If the cost of living and welfare income are included in the poverty rate calculation, the Goodman study says, the American poverty rate was approximately 4.8 percent in 2013. The federal government annually spends about $1 trillion on more than 200 poverty programs, which amounts to about $20,000 per so-called poor person, or $60,000 for a single mom with two kids. That’s more than the median annual U.S. income.

“The welfare state offers generous benefits to people so long as their cash income is small,” Ferrara noted. “Essentially, we are paying people not to work.”

The Goodman study underlines that America’s so-called poverty crisis is actually a work and marriage crisis, as lack of work and pre-marital childbearing are not just the two leading causes of U.S. poverty, but almost the exclusive causes. As Brookings Institution research has shown, Americans who graduate high school, work full time (even at minimum wage), and marry before having kids are essentially guaranteed to not live in poverty. These are all choices, not happenstance.

Economist Nicholas Eberstadt has spent years investigating Americans’ flight from work. When he testified before Congress in 2016, he showed the graphs below, which further underscore that in America poverty is the result of individual choices.

This shows the dramatic decline in able-bodied, working-age male employment rates. There is nothing wrong with these men — they are not old, sick, handicapped, or bearing children — except they are not working. One might suggest they are unemployed or handicapped, because there’s been an explosion in unemployment and Social Security Disability use. Except the use of those public resources has increased as jobs have gotten far safer and regardless of the state of the economy (see especially graph 3).

Lots of fancy people have spent a lot of time making excuses for these men and for both the men and women who choose to live in poverty by refusing work and marriage. There is something to be said for the fact that our culture lies to young people that contraception never fails or will be perfectly used, that avoiding marriage is bohemian cool, and that we no longer stigmatize being takers rather than makers.

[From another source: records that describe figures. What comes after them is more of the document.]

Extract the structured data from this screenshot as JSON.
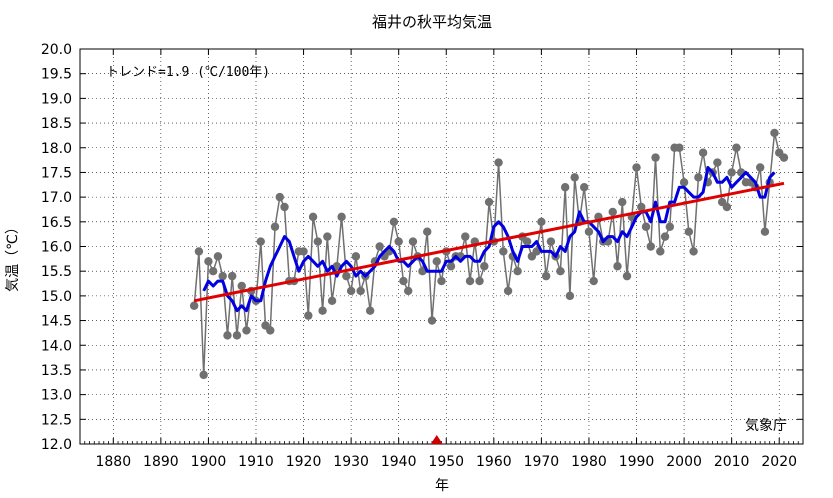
{
  "chart_data": {
    "type": "line",
    "title": "福井の秋平均気温",
    "xlabel": "年",
    "ylabel": "気温（℃）",
    "xlim": [
      1873,
      2025
    ],
    "ylim": [
      12.0,
      20.0
    ],
    "x_ticks": [
      1880,
      1890,
      1900,
      1910,
      1920,
      1930,
      1940,
      1950,
      1960,
      1970,
      1980,
      1990,
      2000,
      2010,
      2020
    ],
    "y_ticks": [
      12.0,
      12.5,
      13.0,
      13.5,
      14.0,
      14.5,
      15.0,
      15.5,
      16.0,
      16.5,
      17.0,
      17.5,
      18.0,
      18.5,
      19.0,
      19.5,
      20.0
    ],
    "y_tick_labels": [
      "12.0",
      "12.5",
      "13.0",
      "13.5",
      "14.0",
      "14.5",
      "15.0",
      "15.5",
      "16.0",
      "16.5",
      "17.0",
      "17.5",
      "18.0",
      "18.5",
      "19.0",
      "19.5",
      "20.0"
    ],
    "grid": true,
    "trend_annotation": "トレンド=1.9 (℃/100年)",
    "credit": "気象庁",
    "marker_year": 1948,
    "colors": {
      "annual": "#707070",
      "annual_marker": "#707070",
      "moving_average": "#0000e0",
      "trend": "#e00000",
      "marker": "#cc0000",
      "grid": "#000000"
    },
    "series": [
      {
        "type": "annual",
        "x": [
          1897,
          1898,
          1899,
          1900,
          1901,
          1902,
          1903,
          1904,
          1905,
          1906,
          1907,
          1908,
          1909,
          1910,
          1911,
          1912,
          1913,
          1914,
          1915,
          1916,
          1917,
          1918,
          1919,
          1920,
          1921,
          1922,
          1923,
          1924,
          1925,
          1926,
          1927,
          1928,
          1929,
          1930,
          1931,
          1932,
          1933,
          1934,
          1935,
          1936,
          1937,
          1938,
          1939,
          1940,
          1941,
          1942,
          1943,
          1944,
          1945,
          1946,
          1947,
          1948,
          1949,
          1950,
          1951,
          1952,
          1953,
          1954,
          1955,
          1956,
          1957,
          1958,
          1959,
          1960,
          1961,
          1962,
          1963,
          1964,
          1965,
          1966,
          1967,
          1968,
          1969,
          1970,
          1971,
          1972,
          1973,
          1974,
          1975,
          1976,
          1977,
          1978,
          1979,
          1980,
          1981,
          1982,
          1983,
          1984,
          1985,
          1986,
          1987,
          1988,
          1989,
          1990,
          1991,
          1992,
          1993,
          1994,
          1995,
          1996,
          1997,
          1998,
          1999,
          2000,
          2001,
          2002,
          2003,
          2004,
          2005,
          2006,
          2007,
          2008,
          2009,
          2010,
          2011,
          2012,
          2013,
          2014,
          2015,
          2016,
          2017,
          2018,
          2019,
          2020,
          2021
        ],
        "values": [
          14.8,
          15.9,
          13.4,
          15.7,
          15.5,
          15.8,
          15.4,
          14.2,
          15.4,
          14.2,
          15.2,
          14.3,
          15.1,
          14.9,
          16.1,
          14.4,
          14.3,
          16.4,
          17.0,
          16.8,
          15.3,
          15.3,
          15.9,
          15.9,
          14.6,
          16.6,
          16.1,
          14.7,
          16.2,
          14.9,
          15.6,
          16.6,
          15.4,
          15.1,
          15.8,
          15.1,
          15.4,
          14.7,
          15.7,
          16.0,
          15.8,
          15.9,
          16.5,
          16.1,
          15.3,
          15.1,
          16.1,
          15.8,
          15.5,
          16.3,
          14.5,
          15.7,
          15.3,
          15.9,
          15.6,
          15.8,
          15.8,
          16.2,
          15.3,
          16.1,
          15.3,
          15.6,
          16.9,
          16.1,
          17.7,
          15.9,
          15.1,
          15.8,
          15.5,
          16.2,
          16.1,
          15.8,
          15.9,
          16.5,
          15.4,
          16.1,
          15.8,
          15.5,
          17.2,
          15.0,
          17.4,
          16.5,
          17.2,
          16.3,
          15.3,
          16.6,
          16.1,
          16.1,
          16.7,
          15.6,
          16.9,
          15.4,
          16.6,
          17.6,
          16.8,
          16.4,
          16.0,
          17.8,
          15.9,
          16.2,
          16.4,
          18.0,
          18.0,
          17.3,
          16.3,
          15.9,
          17.4,
          17.9,
          17.3,
          17.5,
          17.7,
          16.9,
          16.8,
          17.5,
          18.0,
          17.5,
          17.3,
          17.3,
          17.2,
          17.6,
          16.3,
          17.3,
          18.3,
          17.9,
          17.8
        ]
      },
      {
        "type": "moving_average",
        "x": [
          1899,
          1900,
          1901,
          1902,
          1903,
          1904,
          1905,
          1906,
          1907,
          1908,
          1909,
          1910,
          1911,
          1912,
          1913,
          1914,
          1915,
          1916,
          1917,
          1918,
          1919,
          1920,
          1921,
          1922,
          1923,
          1924,
          1925,
          1926,
          1927,
          1928,
          1929,
          1930,
          1931,
          1932,
          1933,
          1934,
          1935,
          1936,
          1937,
          1938,
          1939,
          1940,
          1941,
          1942,
          1943,
          1944,
          1945,
          1946,
          1947,
          1948,
          1949,
          1950,
          1951,
          1952,
          1953,
          1954,
          1955,
          1956,
          1957,
          1958,
          1959,
          1960,
          1961,
          1962,
          1963,
          1964,
          1965,
          1966,
          1967,
          1968,
          1969,
          1970,
          1971,
          1972,
          1973,
          1974,
          1975,
          1976,
          1977,
          1978,
          1979,
          1980,
          1981,
          1982,
          1983,
          1984,
          1985,
          1986,
          1987,
          1988,
          1989,
          1990,
          1991,
          1992,
          1993,
          1994,
          1995,
          1996,
          1997,
          1998,
          1999,
          2000,
          2001,
          2002,
          2003,
          2004,
          2005,
          2006,
          2007,
          2008,
          2009,
          2010,
          2011,
          2012,
          2013,
          2014,
          2015,
          2016,
          2017,
          2018,
          2019
        ],
        "values": [
          15.1,
          15.3,
          15.2,
          15.3,
          15.3,
          15.0,
          14.9,
          14.7,
          14.8,
          14.7,
          15.0,
          14.9,
          14.9,
          15.3,
          15.6,
          15.8,
          16.0,
          16.2,
          16.1,
          15.8,
          15.5,
          15.7,
          15.8,
          15.7,
          15.6,
          15.7,
          15.5,
          15.6,
          15.4,
          15.6,
          15.7,
          15.6,
          15.4,
          15.5,
          15.4,
          15.5,
          15.6,
          15.8,
          15.9,
          16.0,
          15.9,
          15.7,
          15.7,
          15.6,
          15.7,
          15.8,
          15.7,
          15.5,
          15.5,
          15.5,
          15.5,
          15.7,
          15.7,
          15.8,
          15.7,
          15.8,
          15.8,
          15.7,
          15.7,
          15.9,
          16.0,
          16.4,
          16.5,
          16.4,
          16.2,
          15.9,
          15.7,
          16.0,
          16.0,
          16.0,
          16.1,
          15.9,
          15.9,
          15.9,
          15.8,
          16.0,
          15.9,
          16.2,
          16.3,
          16.7,
          16.5,
          16.5,
          16.4,
          16.3,
          16.1,
          16.2,
          16.2,
          16.1,
          16.3,
          16.2,
          16.4,
          16.6,
          16.7,
          16.7,
          16.5,
          16.9,
          16.5,
          16.5,
          16.9,
          16.9,
          17.2,
          17.2,
          17.1,
          17.0,
          17.0,
          17.1,
          17.6,
          17.5,
          17.3,
          17.3,
          17.4,
          17.2,
          17.3,
          17.4,
          17.5,
          17.4,
          17.3,
          17.0,
          17.0,
          17.4,
          17.5
        ]
      },
      {
        "type": "trend",
        "x": [
          1897,
          2021
        ],
        "values": [
          14.9,
          17.28
        ]
      }
    ]
  }
}
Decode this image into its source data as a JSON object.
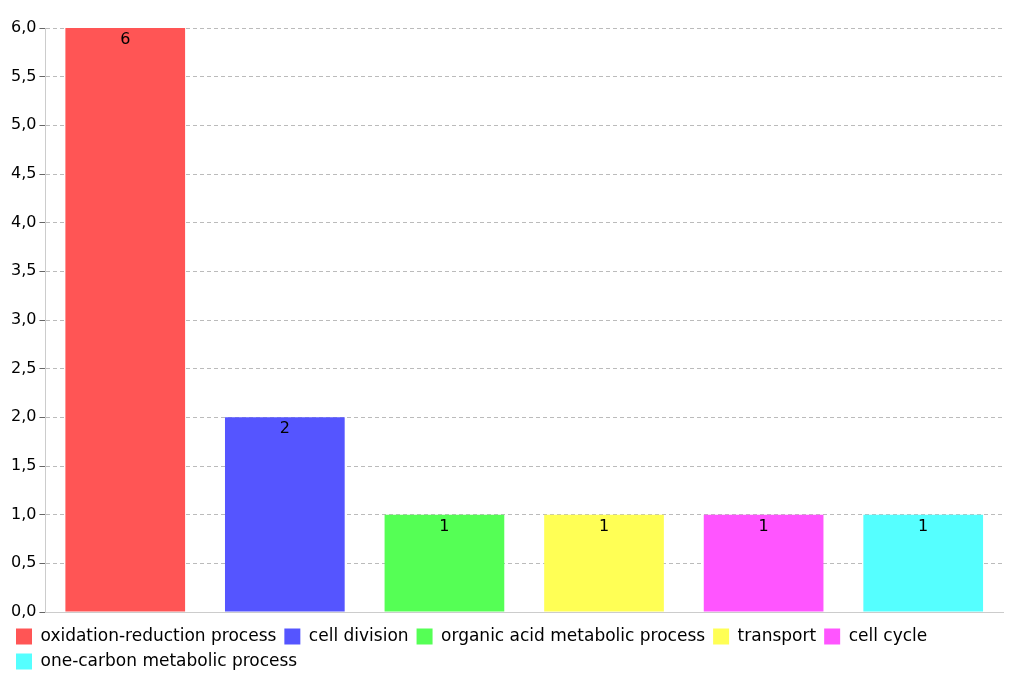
{
  "chart_data": {
    "type": "bar",
    "categories": [
      null
    ],
    "series": [
      {
        "name": "oxidation-reduction process",
        "color": "#ff5555",
        "values": [
          6
        ]
      },
      {
        "name": "cell division",
        "color": "#5555ff",
        "values": [
          2
        ]
      },
      {
        "name": "organic acid metabolic process",
        "color": "#55ff55",
        "values": [
          1
        ]
      },
      {
        "name": "transport",
        "color": "#ffff55",
        "values": [
          1
        ]
      },
      {
        "name": "cell cycle",
        "color": "#ff55ff",
        "values": [
          1
        ]
      },
      {
        "name": "one-carbon metabolic process",
        "color": "#55ffff",
        "values": [
          1
        ]
      }
    ],
    "ylim": [
      0,
      6
    ],
    "yticks": [
      {
        "value": 0,
        "label": "0,0"
      },
      {
        "value": 0.5,
        "label": "0,5"
      },
      {
        "value": 1,
        "label": "1,0"
      },
      {
        "value": 1.5,
        "label": "1,5"
      },
      {
        "value": 2,
        "label": "2,0"
      },
      {
        "value": 2.5,
        "label": "2,5"
      },
      {
        "value": 3,
        "label": "3,0"
      },
      {
        "value": 3.5,
        "label": "3,5"
      },
      {
        "value": 4,
        "label": "4,0"
      },
      {
        "value": 4.5,
        "label": "4,5"
      },
      {
        "value": 5,
        "label": "5,0"
      },
      {
        "value": 5.5,
        "label": "5,5"
      },
      {
        "value": 6,
        "label": "6,0"
      }
    ],
    "grid": "y",
    "legend": "bottom",
    "tick_labels": "y",
    "data_labels": true
  }
}
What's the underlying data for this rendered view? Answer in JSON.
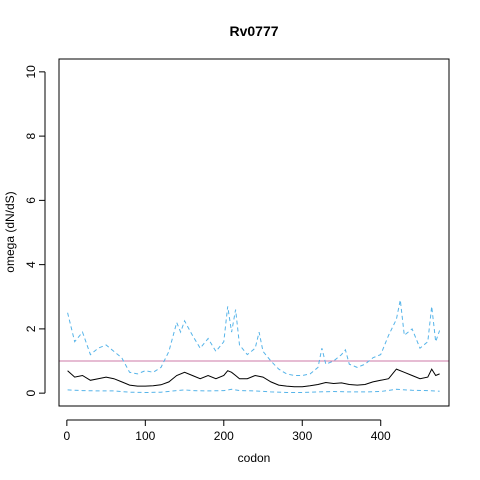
{
  "chart_data": {
    "type": "line",
    "title": "Rv0777",
    "xlabel": "codon",
    "ylabel": "omega (dN/dS)",
    "xlim": [
      -10,
      487
    ],
    "ylim": [
      -0.4,
      10.4
    ],
    "xticks": [
      0,
      100,
      200,
      300,
      400
    ],
    "yticks": [
      0,
      2,
      4,
      6,
      8,
      10
    ],
    "grid": false,
    "reference_line": {
      "y": 1,
      "color": "#cc79a7"
    },
    "colors": {
      "mean": "#000000",
      "bounds": "#56b4e9"
    },
    "series": [
      {
        "style": "solid",
        "x": [
          1,
          10,
          20,
          30,
          40,
          50,
          60,
          70,
          80,
          90,
          100,
          110,
          120,
          130,
          140,
          150,
          160,
          170,
          180,
          190,
          200,
          205,
          210,
          215,
          220,
          230,
          240,
          250,
          260,
          270,
          280,
          290,
          300,
          310,
          320,
          330,
          340,
          350,
          360,
          370,
          380,
          390,
          400,
          410,
          420,
          430,
          440,
          450,
          460,
          465,
          470,
          475
        ],
        "y": [
          0.7,
          0.5,
          0.55,
          0.4,
          0.45,
          0.5,
          0.45,
          0.35,
          0.25,
          0.22,
          0.22,
          0.23,
          0.26,
          0.35,
          0.55,
          0.65,
          0.55,
          0.45,
          0.55,
          0.45,
          0.55,
          0.7,
          0.65,
          0.55,
          0.45,
          0.45,
          0.55,
          0.5,
          0.35,
          0.25,
          0.22,
          0.2,
          0.2,
          0.23,
          0.27,
          0.33,
          0.3,
          0.32,
          0.27,
          0.25,
          0.27,
          0.35,
          0.4,
          0.45,
          0.75,
          0.65,
          0.55,
          0.45,
          0.5,
          0.75,
          0.55,
          0.6
        ]
      },
      {
        "style": "dashed",
        "x": [
          1,
          10,
          20,
          30,
          40,
          50,
          60,
          70,
          80,
          90,
          100,
          110,
          120,
          130,
          140,
          145,
          150,
          160,
          170,
          180,
          190,
          200,
          205,
          210,
          215,
          220,
          230,
          240,
          245,
          250,
          260,
          270,
          280,
          290,
          300,
          310,
          320,
          325,
          330,
          340,
          350,
          355,
          360,
          370,
          380,
          390,
          400,
          410,
          420,
          425,
          430,
          440,
          450,
          460,
          465,
          470,
          475
        ],
        "y": [
          2.5,
          1.6,
          1.9,
          1.2,
          1.4,
          1.5,
          1.3,
          1.1,
          0.65,
          0.6,
          0.7,
          0.65,
          0.8,
          1.3,
          2.2,
          1.9,
          2.25,
          1.8,
          1.4,
          1.7,
          1.3,
          1.6,
          2.7,
          1.9,
          2.6,
          1.5,
          1.2,
          1.4,
          1.9,
          1.3,
          1.0,
          0.75,
          0.6,
          0.55,
          0.55,
          0.6,
          0.8,
          1.4,
          0.9,
          1.0,
          1.2,
          1.35,
          0.9,
          0.8,
          0.9,
          1.1,
          1.2,
          1.8,
          2.3,
          2.9,
          1.8,
          2.0,
          1.4,
          1.6,
          2.7,
          1.6,
          1.95
        ]
      },
      {
        "style": "dashed",
        "x": [
          1,
          20,
          40,
          60,
          80,
          100,
          120,
          140,
          150,
          160,
          180,
          200,
          210,
          220,
          240,
          260,
          280,
          300,
          320,
          340,
          360,
          380,
          400,
          420,
          440,
          460,
          475
        ],
        "y": [
          0.1,
          0.08,
          0.07,
          0.07,
          0.03,
          0.02,
          0.03,
          0.08,
          0.1,
          0.08,
          0.07,
          0.08,
          0.12,
          0.08,
          0.07,
          0.04,
          0.02,
          0.02,
          0.04,
          0.05,
          0.04,
          0.04,
          0.05,
          0.12,
          0.09,
          0.08,
          0.06
        ]
      }
    ]
  }
}
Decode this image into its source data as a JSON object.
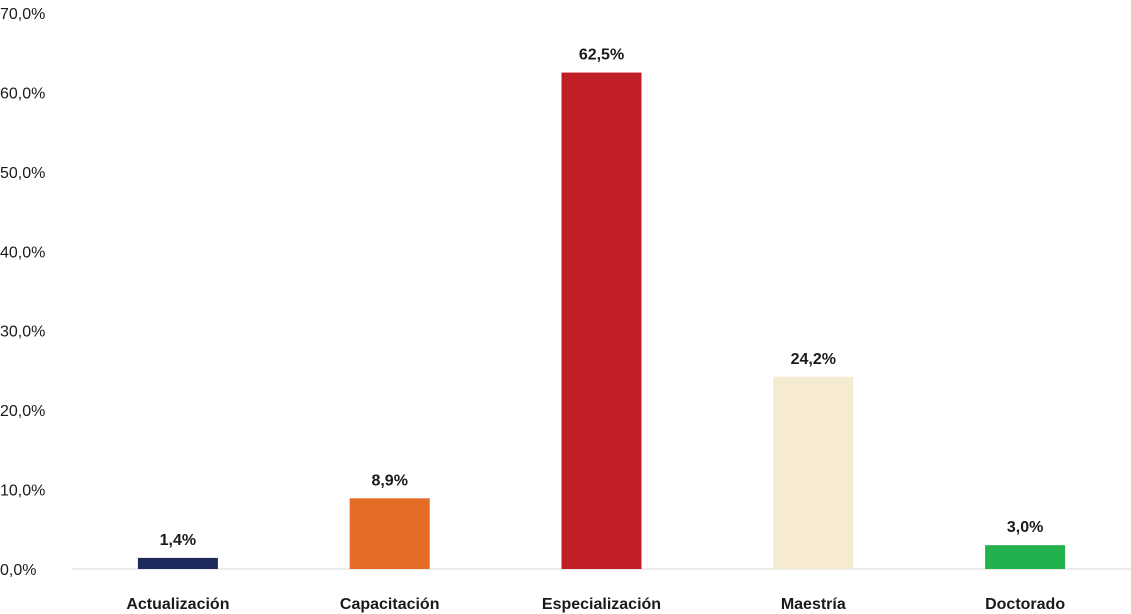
{
  "chart_data": {
    "type": "bar",
    "categories": [
      "Actualización",
      "Capacitación",
      "Especialización",
      "Maestría",
      "Doctorado"
    ],
    "values": [
      1.4,
      8.9,
      62.5,
      24.2,
      3.0
    ],
    "data_labels": [
      "1,4%",
      "8,9%",
      "62,5%",
      "24,2%",
      "3,0%"
    ],
    "colors": [
      "#1f2a5c",
      "#e36d25",
      "#c11f26",
      "#f6ebd0",
      "#23b14d"
    ],
    "ylim": [
      0,
      70
    ],
    "yticks": [
      0,
      10,
      20,
      30,
      40,
      50,
      60,
      70
    ],
    "ytick_labels": [
      "0,0%",
      "10,0%",
      "20,0%",
      "30,0%",
      "40,0%",
      "50,0%",
      "60,0%",
      "70,0%"
    ],
    "grid": false,
    "title": "",
    "xlabel": "",
    "ylabel": ""
  }
}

Well, it’s time to stop that, before even more than the current half of the nation’s children grow up in the kind of disordered homes that accelerate this kind of behavior. It’s also time to start not making it possible for people to make bad choices and stick others with the consequences. Requiring people to work a few paltry hours a week in exchange for others buying their groceries, sponsoring their childcare, paying for their job training after having already paid for their K-12, shouldering their medical care, and underwriting their housing is an almost offensively low bar to ask them to clear.